Trois défilés, trois ambiances


C’était samedi en Grande-Bretagne et y avait du monde dans le bourg. C’était samedi, à Paris, et ils étaient moins de mille. C’était lundi, à Paris et y avait pas un chat, ou presque. Pour le premier on avait convié la populace à la fête même ceux qui n’étaient pas contents. Pour le second, on était entre soi, entre sang pur, et évidemment ça limite. Pour le troisième, les badauds étaient filtrés en amont, même ceux qui étaient contents. Plusieurs défilés, plusieurs ambiances, pareil que dans une boîte de nuit où l’ambiance années 1980 fait le pendant avec celle des années 2020.
Dans l’arrière salle de l’Ancient Mariner, en haut de Lime Street, tandis que, à la télé, le nouveau roi, Charles III, et la reine Camilla descendent le mall au cœur de Londres, les habitués du pub plongent, de temps à autre, le nez dans leur bière. De la cérémonie, ils n’en ont pas manqué une miette. Ce n’est pas pour autant qu’ils soient royalistes, ou contre la monarchie non plus. Sur cette affaire là, ils seraient plutôt « je-m’en-foutisme » . Le défilé en grandes pompes n’est d’ailleurs pas leur principal sujet de préoccupation. Ici, entre deux pintes, on cause plus de l’inflation et du gouvernement de Rishi Sunak, jumeau économique d’Emmanuel Macron, incapable de réduire les effets négatifs du Brexit que de Charles, de sa couronne inestimable en équilibre instable sur sa tête royale, de la robe de Camilla ou du sourire coincé du Duc de Sussex, Harry.

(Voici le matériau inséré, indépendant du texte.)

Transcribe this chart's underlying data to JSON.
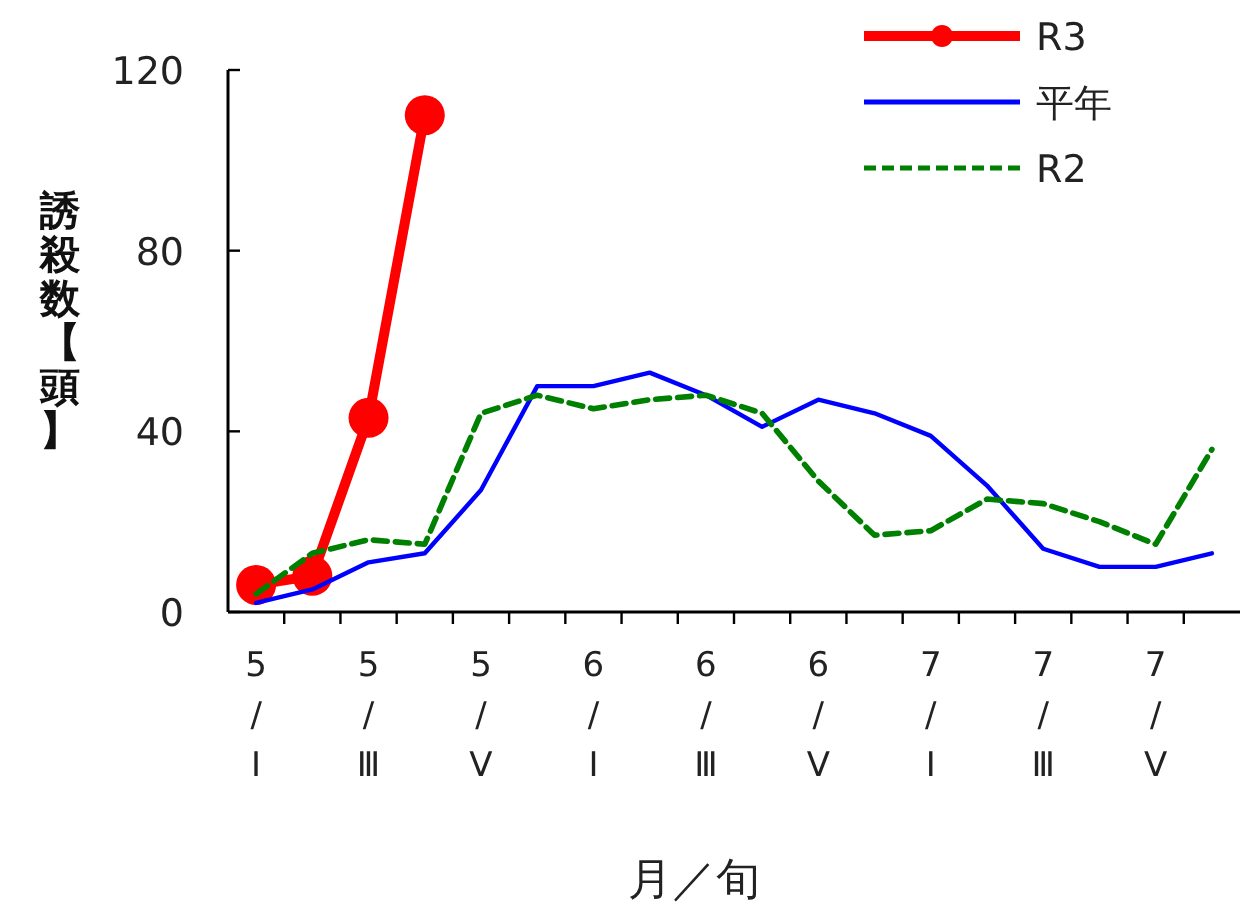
{
  "chart_data": {
    "type": "line",
    "xlabel": "月／旬",
    "ylabel": "誘殺数【頭】",
    "categories": [
      "5/Ⅰ",
      null,
      "5/Ⅲ",
      null,
      "5/Ⅴ",
      null,
      "6/Ⅰ",
      null,
      "6/Ⅲ",
      null,
      "6/Ⅴ",
      null,
      "7/Ⅰ",
      null,
      "7/Ⅲ",
      null,
      "7/Ⅴ",
      null
    ],
    "ylim": [
      0,
      120
    ],
    "yticks": [
      0,
      40,
      80,
      120
    ],
    "grid": false,
    "legend": "top right",
    "series": [
      {
        "name": "R3",
        "color": "#ff0000",
        "marker": "circle",
        "line_style": "solid",
        "values": [
          6,
          8,
          43,
          110,
          null,
          null,
          null,
          null,
          null,
          null,
          null,
          null,
          null,
          null,
          null,
          null,
          null,
          null
        ]
      },
      {
        "name": "平年",
        "color": "#0000ff",
        "marker": "none",
        "line_style": "solid",
        "values": [
          2,
          5,
          11,
          13,
          27,
          50,
          50,
          53,
          48,
          41,
          47,
          44,
          39,
          28,
          14,
          10,
          10,
          13
        ]
      },
      {
        "name": "R2",
        "color": "#008000",
        "marker": "none",
        "line_style": "dashed",
        "values": [
          4,
          13,
          16,
          15,
          44,
          48,
          45,
          47,
          48,
          44,
          29,
          17,
          18,
          25,
          24,
          20,
          15,
          36
        ]
      }
    ]
  }
}
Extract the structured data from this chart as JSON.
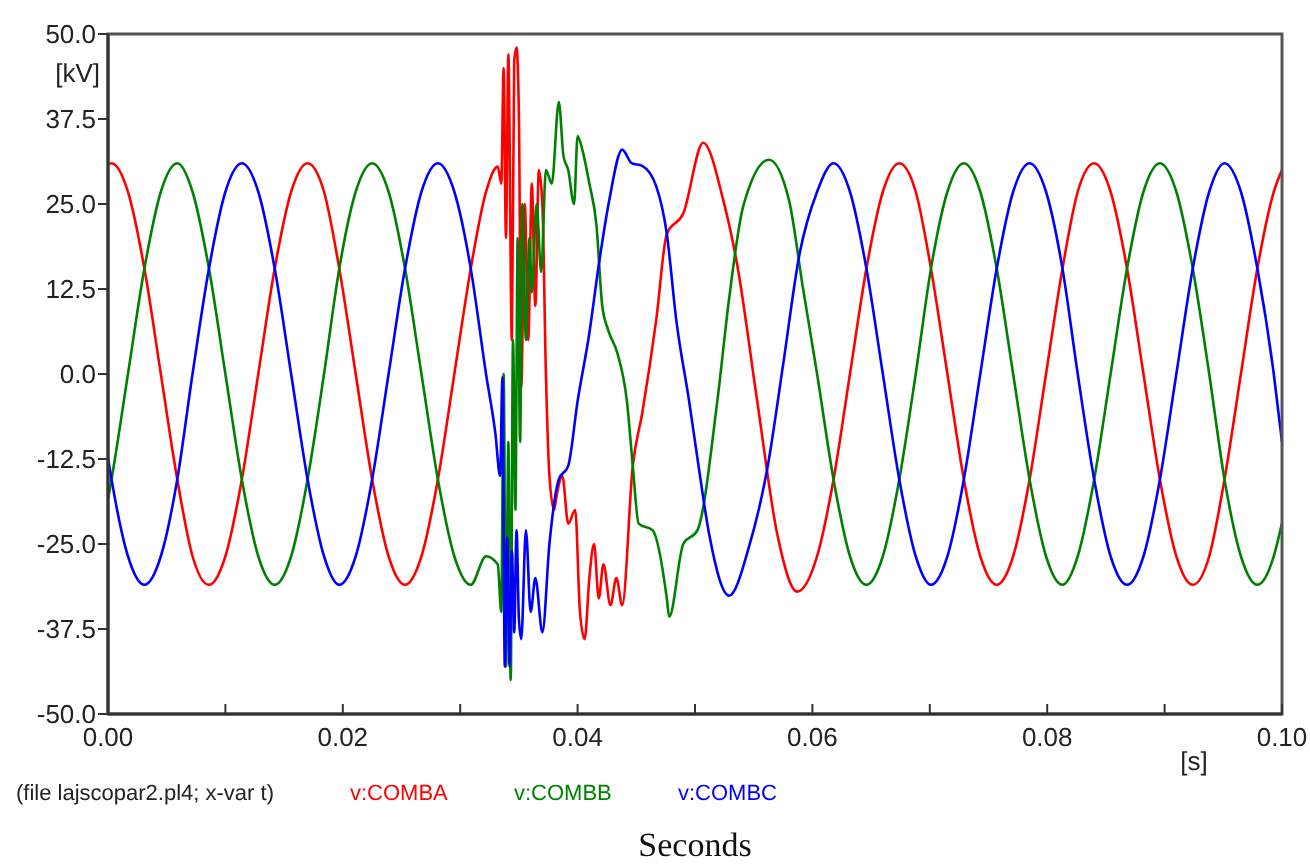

Le choc des images… Sur le bord de la grande avenue qui mène à Buckingham Palace, ils sont des milliers, une couronne en carton pour couvre-chef, à applaudir, à secouer dans tous les sens des Union Jack en papier, au passage du carrosse et de la troupe. Le long des Champs-Élysées, ils ne sont que quelques dizaines derrière les barrières. Pas de drapeaux tricolores au vent, pas de tentes installées depuis plusieurs jours, seulement une poignée de portables pour photographier de loin, de trop loin pour qu’il n’y ait pas un flou de bouger. Pas de rumeur, pas de clameur non plus. Sous l’Arc de Triomphe, le soldat inconnu est comme le dormeur du Val, il ne sera pas troublé cette année. Le pas cadencé et les claquements de bottes, c’était voilà 83 ans … En tendant l’oreille, il aurait pu cependant entendre, l’avant-veille, des bruits et des vociférations, dans un arrondissement voisin. En rangs serrés, le « Comité du 9 mai » avait le droit de se pavaner dans les rues de la capitale. Des néo-Nazis qui défilent en toute quiétude ce n’est pas comme si, deux jours plus tard, on commémorait la signature de la capitulation du 3e Reich. Bien ordonnés derrière leurs drapeaux noirs à croix celtique, les ex du GUD, les jeunes représentants du nouvel ordre nouveau de l’extrême droite radicale, ont pu exprimer en toute légalité leurs idées nauséabondes. Confrontés à des choix, tous les préfets n’ont pas vocation à penser comme Jean Moulin.
Au comptoir du Chiquito, le bar-tabac du coin, Raymond ne perd pas une miette du défilé parisien du début de week-end. Raymond pourrait s’appeler Étienne ou Marcel, même les deux à la fois. Il attaque un énième pastaga. A 1 volume d’alcool pour 3 volumes d’eau, la côte d’alerte est atteinte depuis un moment déjà. Des gars tout de noir vêtus, drapeaux au vent, ça lui cause au Raymond. L’ordre, c’était mieux avant. La peine de mort aussi. D’ailleurs tous ceux qui ne pensent pas comme Raymond sont coupables. Ce sont tous des vendus qu’ils soient politiques, journalistes, fonctionnaires, pas fonctionnaires, ceux qui ne bossent pas et prennent en otage ceux qui bossent, autant que ceux qui bossent et prennent en otages ceux qui ne bossent pas. Raymond s’en tamponne le coquillard du 8 mai sauf que c’est férié, Raymond l’arrose à l’avance. Alors, le 7, le 8 ou le 9, c’est kif-kif bourricot … Du roi d’Angleterre, d’Emmanuel Macron ou de la réforme des retraites, il n’en a que faire. Ce n’est pas lui qui va jouer au tambour du Bronx sur le bord d’un trottoir.
Trois défilés, trois ambiances. Deux bistrots, deux ambiances. Si l’alcool n’excuse pas tout, il explique un petit peu.